General Architecture
I think if we wanted to scale this service to handle more data, I would separate out the data processing, sentiment analysis, and graphing components of this app and have them be microservices, but given time constraints and the size of the project, I decided to make a monolith.
The API keys / secrets necessary to authenticate with the Twitter API are passed in as environment variables, which is a fairly standard way to handle passing around secrets in services.
The application uses a library to interact with the Twitter API, which provides a Tokio stream. The stream is processed one tweet at a time, which invokes a sentiment analysis library which provides the sentiment scores for each tweet and appends to a vector which holds the time series data for the sentiment analysis code.
I have some logic for handling configuration and I use the typestate pattern to verify the configs. I handle the tokio/webserver stuff in the main function, which moves the tokio streaming logic to its own thread, and has a webserver which serves the graph. Unfortunately I was not able to serve the graph because I wasn't able to figure out a clean way to hold a reference to the data that was being ingested by the tweet streaming logic in the method that handles the GET request.
Tokio
The meat of this project is the way we use Tokio. I implement a future that processes a stream and converts each item into a sentiment analysis score and prints that to STDOUT, so you have a live view of scores as they come in. I implement a separate stream per keyword so we can evaluate each keyword concurrently as they come in.

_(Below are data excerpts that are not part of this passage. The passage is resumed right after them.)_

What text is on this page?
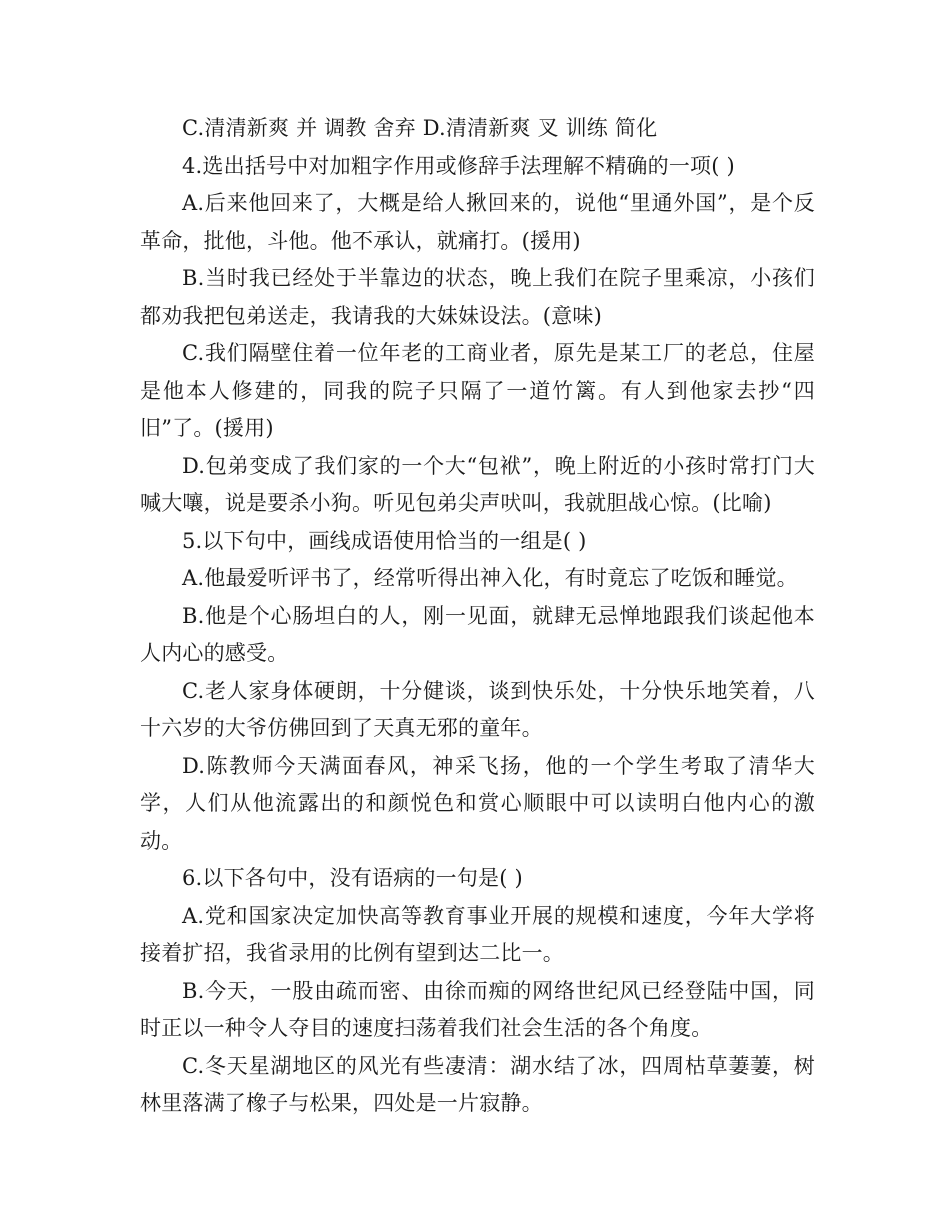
C.清清新爽 并 调教 舍弃 D.清清新爽 叉 训练 简化

4.选出括号中对加粗字作用或修辞手法理解不精确的一项( )

A.后来他回来了，大概是给人揪回来的，说他“里通外国”，是个反革命，批他，斗他。他不承认，就痛打。(援用)

B.当时我已经处于半靠边的状态，晚上我们在院子里乘凉，小孩们都劝我把包弟送走，我请我的大妹妹设法。(意味)

C.我们隔壁住着一位年老的工商业者，原先是某工厂的老总，住屋是他本人修建的，同我的院子只隔了一道竹篱。有人到他家去抄“四旧”了。(援用)

D.包弟变成了我们家的一个大“包袱”，晚上附近的小孩时常打门大喊大嚷，说是要杀小狗。听见包弟尖声吠叫，我就胆战心惊。(比喻)

5.以下句中，画线成语使用恰当的一组是( )

A.他最爱听评书了，经常听得出神入化，有时竟忘了吃饭和睡觉。

B.他是个心肠坦白的人，刚一见面，就肆无忌惮地跟我们谈起他本人内心的感受。

C.老人家身体硬朗，十分健谈，谈到快乐处，十分快乐地笑着，八十六岁的大爷仿佛回到了天真无邪的童年。

D.陈教师今天满面春风，神采飞扬，他的一个学生考取了清华大学，人们从他流露出的和颜悦色和赏心顺眼中可以读明白他内心的激动。

6.以下各句中，没有语病的一句是( )

A.党和国家决定加快高等教育事业开展的规模和速度，今年大学将接着扩招，我省录用的比例有望到达二比一。

B.今天，一股由疏而密、由徐而痴的网络世纪风已经登陆中国，同时正以一种令人夺目的速度扫荡着我们社会生活的各个角度。

C.冬天星湖地区的风光有些凄清：湖水结了冰，四周枯草萋萋，树林里落满了橡子与松果，四处是一片寂静。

I also set up a separate task to handle printing values to STDOUT. I was worried that having different futures attempt to write to the console right after getting a sentiment score might introduce some lock contention, so I set up an MPSC queue for a separate task to ingest so that we could print to STDOUT without having to worry about locking STDOUT.
Dependencies
At first I wanted to use the rust-twitter-streaming crate, but it doesn't build
properly (likely because it was using nightly async
functions and hasn't been
updated in the last few months, so things ended up breaking and never got
updated). I settled on using the
egg-mode crate, which does
build properly and allows you to link against rustls so we don't have to worry
about linking errors with OpenSSL (which I have dealt with in the past).
I use the structopt
crate to handle parsing command line arguments and
automatically generate nice help messages, it's one of my favorite crates.
I'm using tokio as the execution context for my app.